From Nepal we traveled into India—the Rajasthan desert, camel treks, thousand-year-old Jain temples, the Taj Mahal at dawn, bathing in the Ganges river at sunrise in Varanasi, an Indian classical music festival, and a morning mass in Calcutta where I sat just twenty feet from Mother Teresa, praying fervently even as she was ill. I meditated beneath a descendant of the original Bodhi Tree in Bodhgaya, speaking with Buddhist monks about the nature of the mind and Buddhism. I spent weeks in the community of the renowned spiritual teacher Papaji in Lucknow. I taught English at a school run by a Tibetan Buddhist Rinpoche in Nepal. I visited a Swami in the mountains in Nepal. I worked alongside people in vulnerable communities throughout India and Nepal. I loved the traditional arts & crafts and was gifted with a rudraksha seed by a wandering holy man.

Then I made my way to South Korea.


Korea is where the business was born. Walking through Buddhist temples, hearing the resonant peal of temple bells echo through mountain valleys at dusk, celebrating Buddha's Birthday in Seoul with thousands of people carrying paper lanterns through the streets for miles—I was completely immersed. And then one day I picked up a strand of Korean cedar malas and thought: people back home need to experience this.

I was right.

I started Namu Baru in 1997, initially bringing back incense and tea ware followed by prayer beads and malas and other traditional arts & crafts from Korea. Over the years I've made countless return trips—to source, to learn, to stay connected to the cultures and the craftspeople I love. But spiritual jewelry - prayer beads have always been the heart of it.
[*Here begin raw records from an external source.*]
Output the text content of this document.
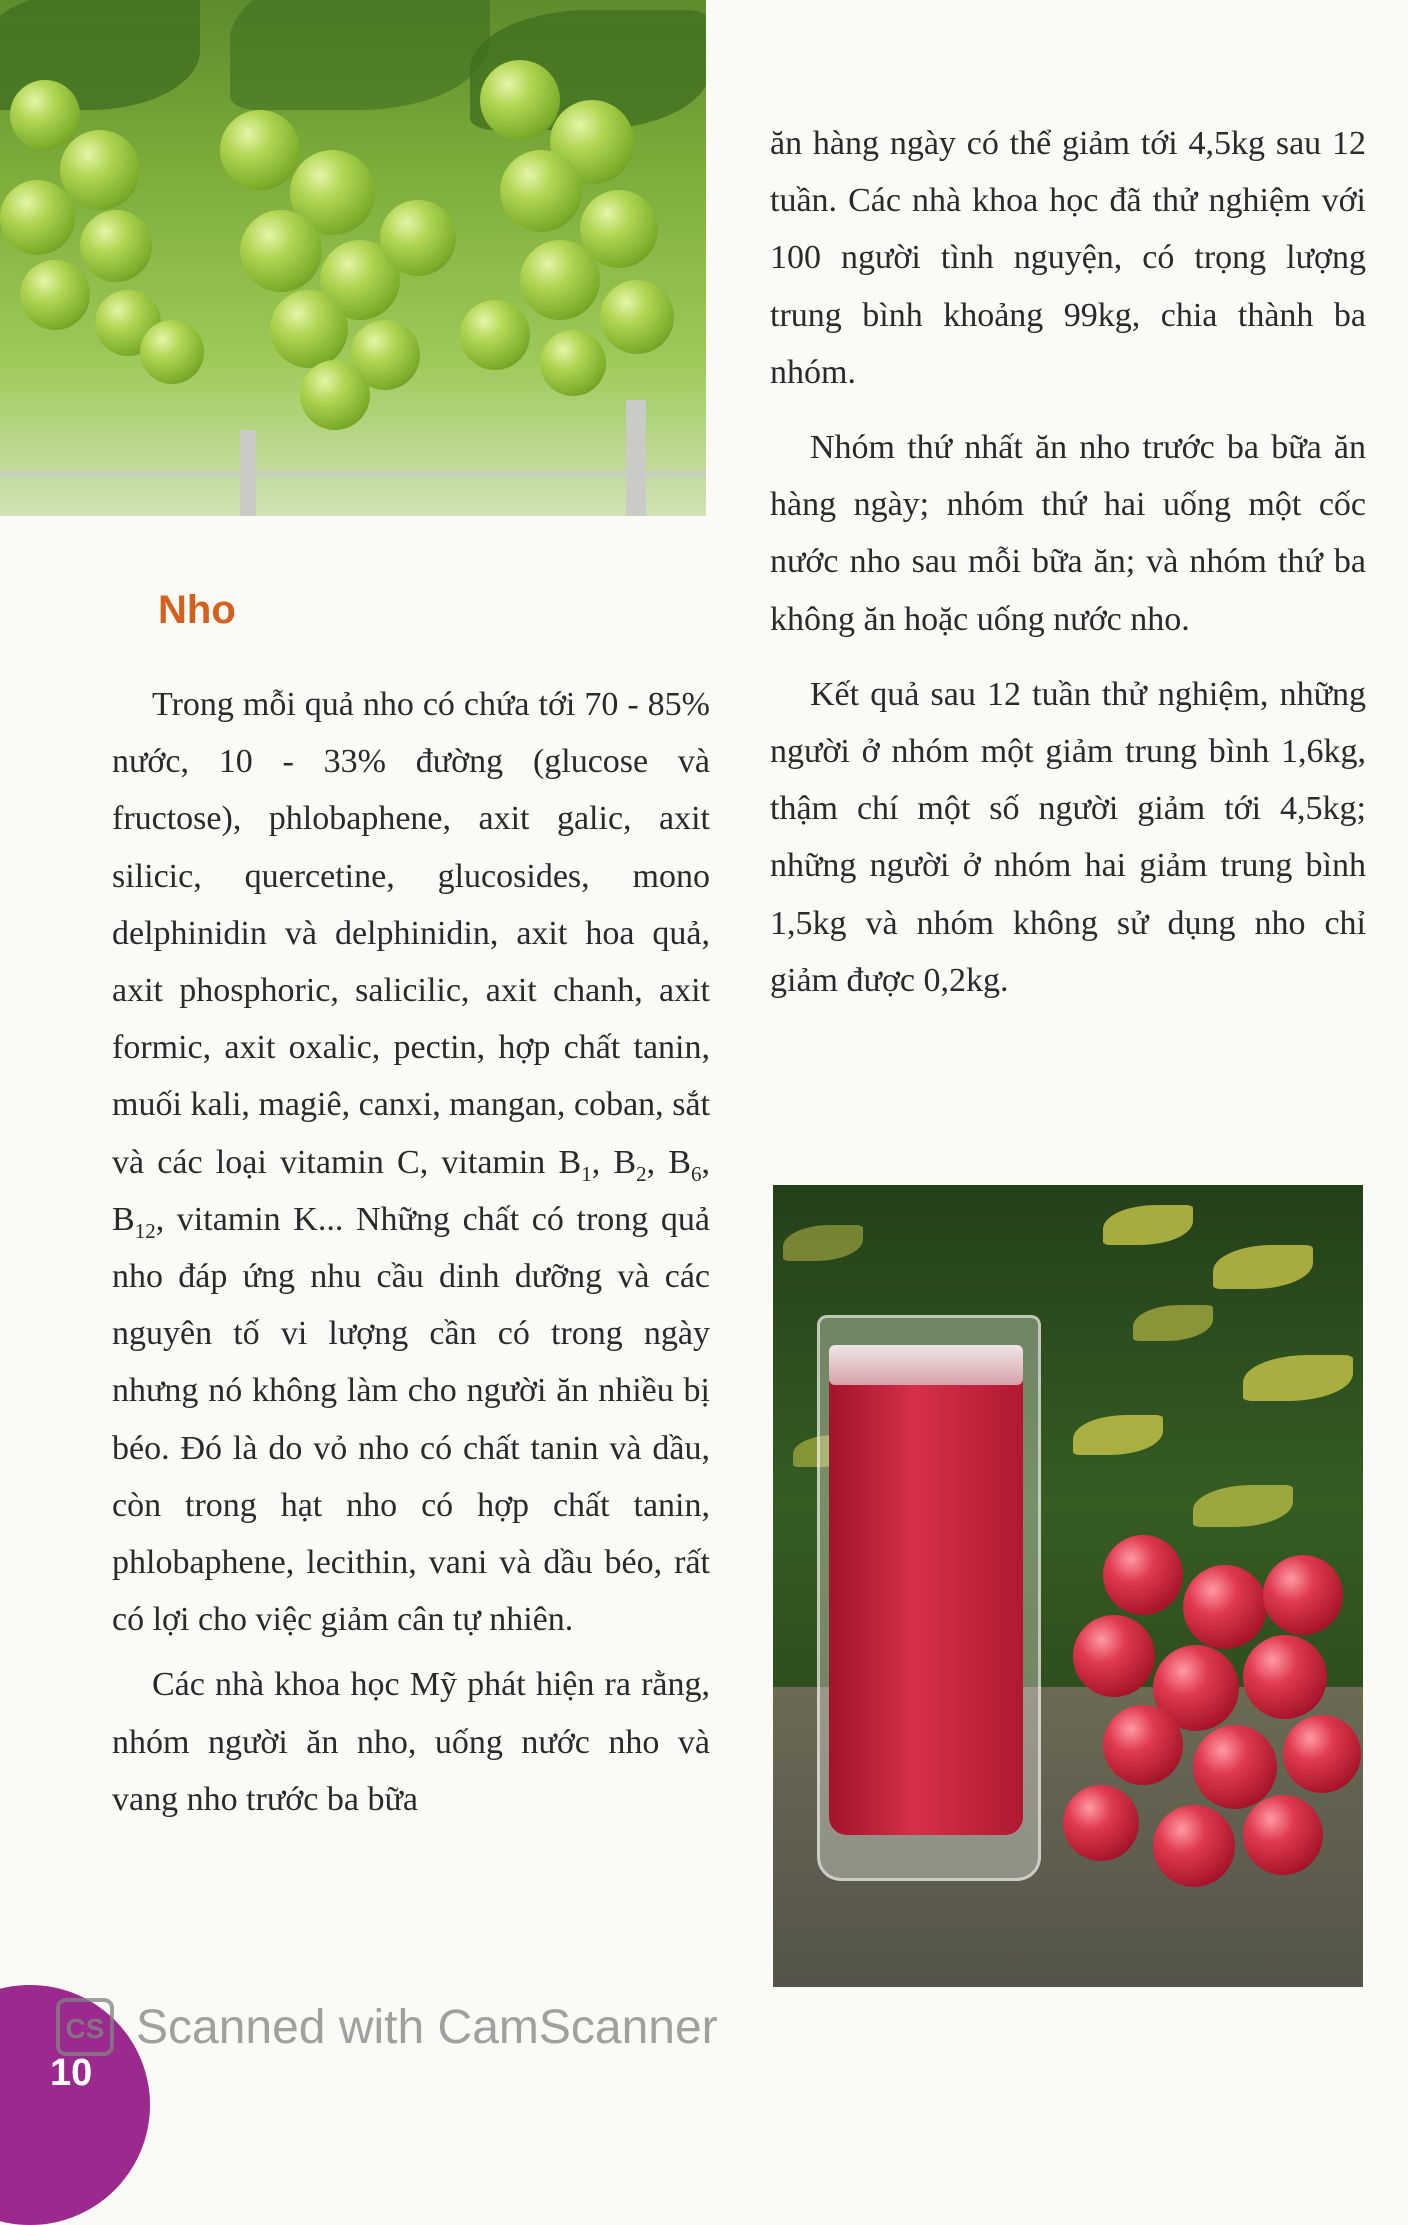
Nho

Trong mỗi quả nho có chứa tới 70 - 85% nước, 10 - 33% đường (glucose và fructose), phlobaphene, axit galic, axit silicic, quercetine, glucosides, mono delphinidin và delphinidin, axit hoa quả, axit phosphoric, salicilic, axit chanh, axit formic, axit oxalic, pectin, hợp chất tanin, muối kali, magiê, canxi, mangan, coban, sắt và các loại vitamin C, vitamin $B_1$, $B_2$, $B_6$, $B_{12}$, vitamin K... Những chất có trong quả nho đáp ứng nhu cầu dinh dưỡng và các nguyên tố vi lượng cần có trong ngày nhưng nó không làm cho người ăn nhiều bị béo. Đó là do vỏ nho có chất tanin và dầu, còn trong hạt nho có hợp chất tanin, phlobaphene, lecithin, vani và dầu béo, rất có lợi cho việc giảm cân tự nhiên.

Các nhà khoa học Mỹ phát hiện ra rằng, nhóm người ăn nho, uống nước nho và vang nho trước ba bữa

ăn hàng ngày có thể giảm tới 4,5kg sau 12 tuần. Các nhà khoa học đã thử nghiệm với 100 người tình nguyện, có trọng lượng trung bình khoảng 99kg, chia thành ba nhóm.

Nhóm thứ nhất ăn nho trước ba bữa ăn hàng ngày; nhóm thứ hai uống một cốc nước nho sau mỗi bữa ăn; và nhóm thứ ba không ăn hoặc uống nước nho.

Kết quả sau 12 tuần thử nghiệm, những người ở nhóm một giảm trung bình 1,6kg, thậm chí một số người giảm tới 4,5kg; những người ở nhóm hai giảm trung bình 1,5kg và nhóm không sử dụng nho chỉ giảm được 0,2kg.

10
CS Scanned with CamScanner
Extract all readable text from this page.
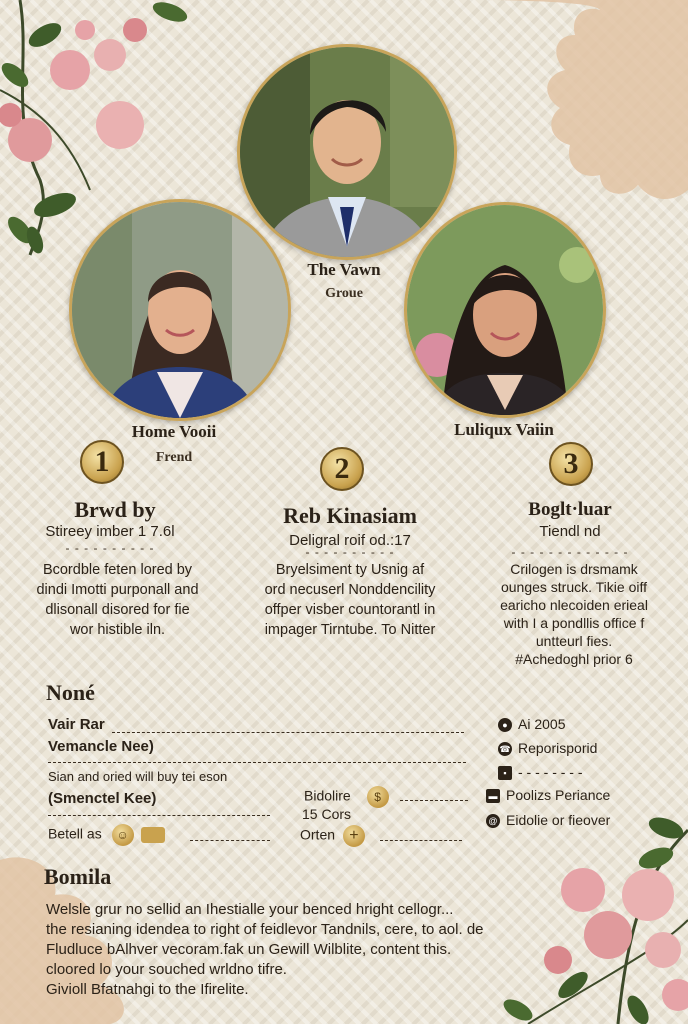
The Vawn
Groue
Home Vooii
Frend
Luliqux Vaiin
1	2	3
Brwd by
Stireey imber 1 7.6l
- - - - - - - - - -
Bcordble feten lored by
dindi Imotti purponall and
dlisonall disored for fie
wor histible iln.
Reb Kinasiam
Deligral roif od.:17
- - - - - - - - - -
Bryelsiment ty Usnig af
ord necuserl Nonddencility
offper visber countorantl in
impager Tirntube. To Nitter
Boglt·luar
Tiendl nd
- - - - - - - - - - - - -
Crilogen is drsmamk
ounges struck. Tikie oiff
earicho nlecoiden erieal
with I a pondllis office f
untteurl fies.
#Achedoghl prior 6
Noné
Vair Rar
Vemancle Nee)
Sian and oried will buy tei eson
(Smenctel Kee)
Betell as ☺
Bidolire $
15 Cors
Orten +
● Ai 2005
☎ Reporisporid
▪ - - - - - - - -
▬ Poolizs Periance
@ Eidolie or fieover
Bomila
Welsle grur no sellid an Ihestialle your benced hright cellogr...
the resianing idendea to right of feidlevor Tandnils, cere, to aol. de
Fludluce bAlhver vecoram.fak un Gewill Wilblite, content this.
cloored lo your souched wrldno tifre.
Givioll Bfatnahgi to the Ifirelite.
They connect people to something ancient and meaningful—and they connect me, every single day, to that journey that changed the course of my life.

"You can buy prayer beads anywhere. What you can't buy is 27 years of living inside the traditions they come from."

I've visited temples across Korea, Japan, China, Nepal, and India. I've sat with monks, shared meals beside temple gates, walked pilgrimage paths, and built relationships that span decades. Namu Baru isn't just a wholesale import company—it's the living expression of a spiritual journey that began with a miraculous trip and has never really stopped.

Every bead we carry has a story behind it. So do I.